The High Court Of Maldives, on 23 July 2019, partially overturned the Civil Court’s decision in the case Ahmed Amir v Dhivehi Rayyithunge Party. In its decision, the High Court held that the Appellant, DRP, while still required to pay the principal amount specified in the invoices, would not have to pay the fines claimed by the Respondent, Ahmed Amir.

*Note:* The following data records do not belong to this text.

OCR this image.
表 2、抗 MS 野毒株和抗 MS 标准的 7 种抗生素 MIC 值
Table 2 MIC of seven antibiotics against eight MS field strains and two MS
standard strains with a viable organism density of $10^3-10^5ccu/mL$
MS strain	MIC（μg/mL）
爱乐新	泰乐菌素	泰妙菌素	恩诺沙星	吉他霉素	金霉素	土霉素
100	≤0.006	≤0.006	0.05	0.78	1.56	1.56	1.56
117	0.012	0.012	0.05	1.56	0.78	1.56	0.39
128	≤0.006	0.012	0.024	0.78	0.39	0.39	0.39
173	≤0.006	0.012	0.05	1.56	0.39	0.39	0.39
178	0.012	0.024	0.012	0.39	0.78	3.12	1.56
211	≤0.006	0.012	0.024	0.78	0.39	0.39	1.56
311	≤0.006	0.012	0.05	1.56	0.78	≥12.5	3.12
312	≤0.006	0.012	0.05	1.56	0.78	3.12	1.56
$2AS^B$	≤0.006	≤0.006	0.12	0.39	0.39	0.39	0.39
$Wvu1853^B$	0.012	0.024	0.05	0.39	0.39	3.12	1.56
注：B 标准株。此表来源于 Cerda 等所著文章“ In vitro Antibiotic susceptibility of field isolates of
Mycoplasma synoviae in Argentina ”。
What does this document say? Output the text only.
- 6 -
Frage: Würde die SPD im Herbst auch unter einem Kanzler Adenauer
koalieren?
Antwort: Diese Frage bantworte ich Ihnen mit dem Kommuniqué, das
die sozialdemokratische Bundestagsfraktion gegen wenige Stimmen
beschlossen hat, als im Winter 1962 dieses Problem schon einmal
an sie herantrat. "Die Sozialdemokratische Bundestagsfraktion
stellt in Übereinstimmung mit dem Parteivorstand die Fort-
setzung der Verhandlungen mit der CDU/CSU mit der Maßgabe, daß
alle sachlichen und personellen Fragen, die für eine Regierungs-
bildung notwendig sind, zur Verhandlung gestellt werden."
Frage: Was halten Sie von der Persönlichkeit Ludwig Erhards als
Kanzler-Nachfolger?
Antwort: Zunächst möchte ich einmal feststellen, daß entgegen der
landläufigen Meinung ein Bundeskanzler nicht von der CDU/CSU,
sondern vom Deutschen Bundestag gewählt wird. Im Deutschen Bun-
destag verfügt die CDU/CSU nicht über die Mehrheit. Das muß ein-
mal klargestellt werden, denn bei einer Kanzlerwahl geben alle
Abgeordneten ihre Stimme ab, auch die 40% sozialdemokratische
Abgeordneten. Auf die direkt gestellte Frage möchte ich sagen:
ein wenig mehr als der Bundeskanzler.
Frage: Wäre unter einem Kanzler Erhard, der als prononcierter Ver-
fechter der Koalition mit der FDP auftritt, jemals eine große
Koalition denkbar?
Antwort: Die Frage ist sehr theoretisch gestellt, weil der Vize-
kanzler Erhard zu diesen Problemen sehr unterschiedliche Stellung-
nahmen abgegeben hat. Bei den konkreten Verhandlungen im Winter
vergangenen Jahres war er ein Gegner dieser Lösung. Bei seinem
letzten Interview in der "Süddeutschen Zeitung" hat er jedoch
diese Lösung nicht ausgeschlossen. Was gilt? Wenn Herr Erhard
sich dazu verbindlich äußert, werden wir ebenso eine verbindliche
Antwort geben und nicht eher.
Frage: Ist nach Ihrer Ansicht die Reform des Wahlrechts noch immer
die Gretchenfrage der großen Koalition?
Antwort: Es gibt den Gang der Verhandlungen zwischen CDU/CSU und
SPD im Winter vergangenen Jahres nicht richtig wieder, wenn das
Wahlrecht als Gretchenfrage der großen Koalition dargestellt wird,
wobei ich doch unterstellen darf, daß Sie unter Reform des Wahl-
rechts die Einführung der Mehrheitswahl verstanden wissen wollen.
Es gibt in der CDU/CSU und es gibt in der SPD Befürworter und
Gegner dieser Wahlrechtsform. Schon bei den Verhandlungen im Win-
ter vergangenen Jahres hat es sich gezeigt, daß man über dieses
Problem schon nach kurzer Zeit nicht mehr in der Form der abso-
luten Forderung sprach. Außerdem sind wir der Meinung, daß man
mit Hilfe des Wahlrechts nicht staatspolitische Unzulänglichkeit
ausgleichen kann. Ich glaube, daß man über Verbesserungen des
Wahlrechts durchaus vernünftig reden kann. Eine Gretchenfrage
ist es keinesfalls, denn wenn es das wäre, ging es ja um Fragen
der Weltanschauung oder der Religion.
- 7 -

Amir sued the DRP in the Civil Court for non-payment of fees, and fines for non-payment with respect to the services rendered by two studios, AIM Creations and AVM Productions, operated by Amir. While the Civil Court’s decision held that both the amount payable in the invoices, and fines with respect to non-payment, for a sum total of MRF 19,908,176 (Nineteen Million Nine Hundred and Eight Thousand and One Hundred and Seventy Six Rufiyaa) was payable to the Plaintiff, Amir, the High Court in its decision, held that the fines claimed by Amir were not in line with the normal practice between the parties to the contract.

The High Court, in its ratio-decidendi, noted that where a contracting party fails to fulfil their obligations within the time period stipulated in the contract, Supreme Court Case Number 2015/SC-A/16 and High Court Case Number 2015/HC-A/177 explains the rules to be followed by the courts when determining the compensation owed to the aggrieved party. The High Court, expounded on these rules, noting that any loss or compensation claimed by a party to the contract cannot be arbitrary, or abusive in nature, and must be commensurate of the loss incurred. When applying this principle to the case before the High Court, the bench noted that, based on bills and invoices provided to the Court, Amir had not imposed fines for services rendered on other occasions even though, the same fine provisions were in operation. As such, the High Court held that ordering the payment of the fine amount would violate the general practice and understanding between the parties to the agreement.